I consider myself a naturalist which does not mean that I abhor science or its fruits of medicine, surgery, radiation, and technology. The breakthroughs in understanding how the human body works and how it is under constant attack by our environment and the science breakthroughs to confront that onslaught is welcome. Antibiotics dramatically increased life expectancy, vaccinations against the polio and small pox viruses prevented thousands from suffering and death, 85% of cancer in children is now curable. However, as much as 70% of disease in younger and middle aged adults is self induced by smoking, sedentary lifestyle and obesity. My belief structure is founded upon a philosophy that for the vast majority of us our natural state is one of health and it is our lifestyle choices that bring on many of the modern diseases that plague our society. The extension of that philosophy is that if poor lifestyle choices can bring on these modern diseases then re-establishing healthy living can eradicate them.

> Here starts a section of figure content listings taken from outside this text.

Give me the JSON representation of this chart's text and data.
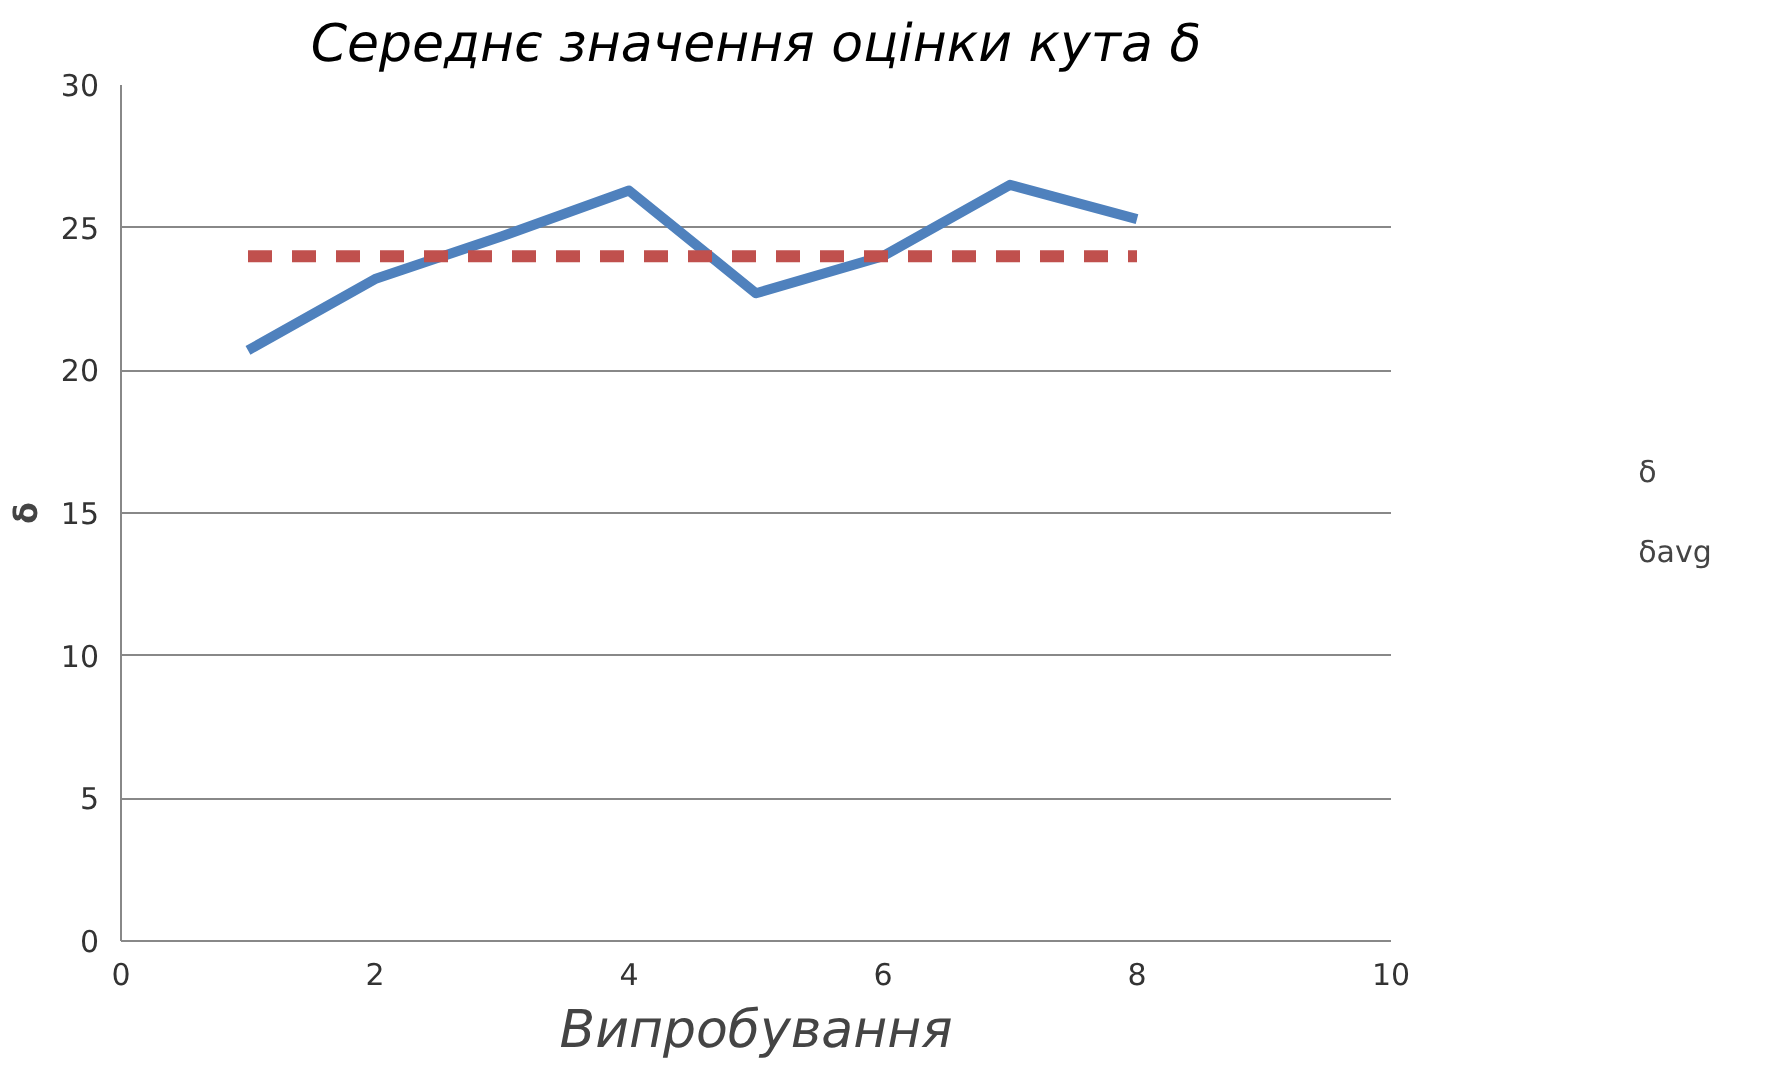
{
  "chart_data": {
    "type": "line",
    "title": "Середнє значення оцінки кута δ",
    "xlabel": "Випробування",
    "ylabel": "δ",
    "x": [
      1,
      2,
      3,
      4,
      5,
      6,
      7,
      8
    ],
    "series": [
      {
        "name": "δ",
        "color": "#4f81bd",
        "values": [
          20.7,
          23.2,
          24.7,
          26.3,
          22.7,
          24.0,
          26.5,
          25.3
        ]
      },
      {
        "name": "δavg",
        "color": "#c0504d",
        "values": [
          24,
          24,
          24,
          24,
          24,
          24,
          24,
          24
        ],
        "line_style": "dashed"
      }
    ],
    "xlim": [
      0,
      10
    ],
    "xticks": [
      0,
      2,
      4,
      6,
      8,
      10
    ],
    "ylim": [
      0,
      30
    ],
    "yticks": [
      0,
      5,
      10,
      15,
      20,
      25,
      30
    ],
    "grid": "y",
    "legend": "right",
    "marker": "none",
    "line_style": "solid"
  }
}
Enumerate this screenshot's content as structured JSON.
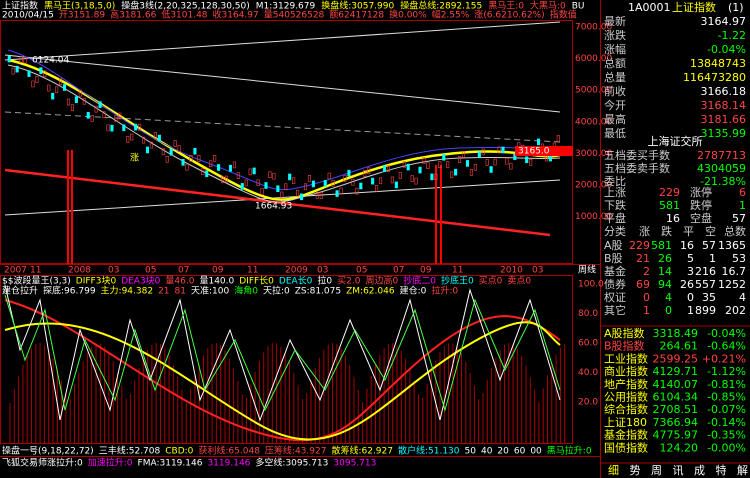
{
  "header": {
    "line1": [
      "上证指数",
      "黑马王(3,18,5,0)",
      "操盘3线(2,20,325,128,30,50)",
      "M1:3129.679",
      "换盘线:3057.990",
      "操盘总线:2892.155",
      "黑马王:0",
      "大黑马:0",
      "BU"
    ],
    "line2": [
      "2010/04/15",
      "开3151.89",
      "高3181.66",
      "低3101.48",
      "收3164.97",
      "量540526528",
      "额62417128",
      "换0.00%",
      "幅2.55%",
      "涨(6.6210.62%)",
      "指数值"
    ]
  },
  "main_axis": [
    "7000.00",
    "6000.00",
    "5000.00",
    "4000.00",
    "3000.00",
    "2000.00",
    "1000.00"
  ],
  "price_tag": "3165.0",
  "annotations": {
    "high": "6124.04",
    "low": "1664.93",
    "mark": "涨"
  },
  "x_axis": [
    "2007",
    "11",
    "2008",
    "03",
    "05",
    "07",
    "09",
    "11",
    "2009",
    "03",
    "05",
    "07",
    "09",
    "11",
    "2010",
    "03"
  ],
  "period": "周线",
  "lower_header": {
    "line1": [
      "$$波段量王(3,3)",
      "DIFF3块0",
      "DEA3块0",
      "量46.0",
      "量140.0",
      "DIFF长0",
      "DEA长0",
      "拉0",
      "买2.0",
      "周边高0",
      "抄底二0",
      "抄底王0",
      "买点0",
      "卖点0"
    ],
    "line2": [
      "建仓拉升",
      "探底:96.799",
      "主力:94.382",
      "21",
      "81",
      "天准:100",
      "海角0",
      "天拉:0",
      "ZS:81.075",
      "ZM:62.046",
      "建仓:0",
      "拉升:0"
    ]
  },
  "lower_axis": [
    "100.0",
    "80.0",
    "60.0",
    "40.0",
    "20.0"
  ],
  "footer": {
    "line1": [
      "操盘一号(9,18,22,72)",
      "三丰线:52.708",
      "CBD:0",
      "获利线:65.048",
      "压筹线:43.927",
      "散筹线:62.927",
      "散户线:51.130",
      "50",
      "40",
      "20",
      "60",
      "00",
      "黑马拉升:0"
    ],
    "line2": [
      "飞狐交易师涨拉升:0",
      "加速拉升:0",
      "FMA:3119.146",
      "3119.146",
      "多空线:3095.713",
      "3095.713"
    ]
  },
  "panel": {
    "code": "1A0001",
    "name": "上证指数",
    "page": "(1)",
    "quote": [
      [
        "最新",
        "3164.97"
      ],
      [
        "涨跌",
        "-1.22"
      ],
      [
        "涨幅",
        "-0.04%"
      ],
      [
        "总额",
        "13848743"
      ],
      [
        "总量",
        "116473280"
      ],
      [
        "前收",
        "3166.18"
      ],
      [
        "今开",
        "3168.14"
      ],
      [
        "最高",
        "3181.66"
      ],
      [
        "最低",
        "3135.99"
      ]
    ],
    "exchange": "上海证交所",
    "orders": [
      [
        "五档委买手数",
        "2787713"
      ],
      [
        "五档委卖手数",
        "4304059"
      ],
      [
        "委比",
        "-21.38%"
      ]
    ],
    "breadth": [
      [
        "上涨",
        "229",
        "涨停",
        "6"
      ],
      [
        "下跌",
        "581",
        "跌停",
        "1"
      ],
      [
        "平盘",
        "16",
        "空盘",
        "57"
      ]
    ],
    "table_header": [
      "分类",
      "涨",
      "跌",
      "平",
      "空",
      "总数"
    ],
    "table": [
      [
        "A股",
        "229",
        "581",
        "16",
        "57",
        "1365"
      ],
      [
        "B股",
        "21",
        "26",
        "5",
        "1",
        "53"
      ],
      [
        "基金",
        "2",
        "14",
        "3",
        "216",
        "16.7"
      ],
      [
        "债券",
        "69",
        "94",
        "26",
        "557",
        "1252"
      ],
      [
        "权证",
        "0",
        "4",
        "0",
        "35",
        "4"
      ],
      [
        "其它",
        "1",
        "0",
        "1",
        "899",
        "202"
      ]
    ],
    "indices": [
      [
        "A股指数",
        "3318.49",
        "-0.04%"
      ],
      [
        "B股指数",
        "264.61",
        "-0.64%"
      ],
      [
        "工业指数",
        "2599.25",
        "+0.21%"
      ],
      [
        "商业指数",
        "4129.71",
        "-1.12%"
      ],
      [
        "地产指数",
        "4140.07",
        "-0.81%"
      ],
      [
        "公用指数",
        "6104.34",
        "-0.85%"
      ],
      [
        "综合指数",
        "2708.51",
        "-0.07%"
      ],
      [
        "上证180",
        "7366.94",
        "-0.14%"
      ],
      [
        "基金指数",
        "4775.97",
        "-0.35%"
      ],
      [
        "国债指数",
        "124.20",
        "-0.00%"
      ]
    ],
    "tabs": [
      "细",
      "势",
      "周",
      "讯",
      "成",
      "特",
      "解"
    ]
  }
}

These recent medical research trends obviously challenge that naturalist philosophy. Surgery proved more effective than diet and exercise in controlling diabetes, more interesting still, blood sugars often normalized within hours of surgery suggesting a heretofore unknown mechanism for blood sugar control as calorie restriction and weight loss was previously thought to be the mechanism.
Similarly, irrespective of lifestyle, low dose daily aspirin demonstrated benefit in both vascular disease and cancer reduction — and even more interestingly — prevented cancer spread.
How to incorporate these results into the physicians tool-box, how to identify those who are best served by these interventions and those who may be harmed as no intervention is risk free is critical to optimizing the expansion of the medical arsenal against the onslaught of disease as we age. Naturalists like myself will continue to struggle with such findings and continue to expound upon the benefits of healthy lifestyle but we must not ignore the science that we also cherish. In the coming weeks we will provide more insight into these research breakthroughs that may forever change the landscape the medical care.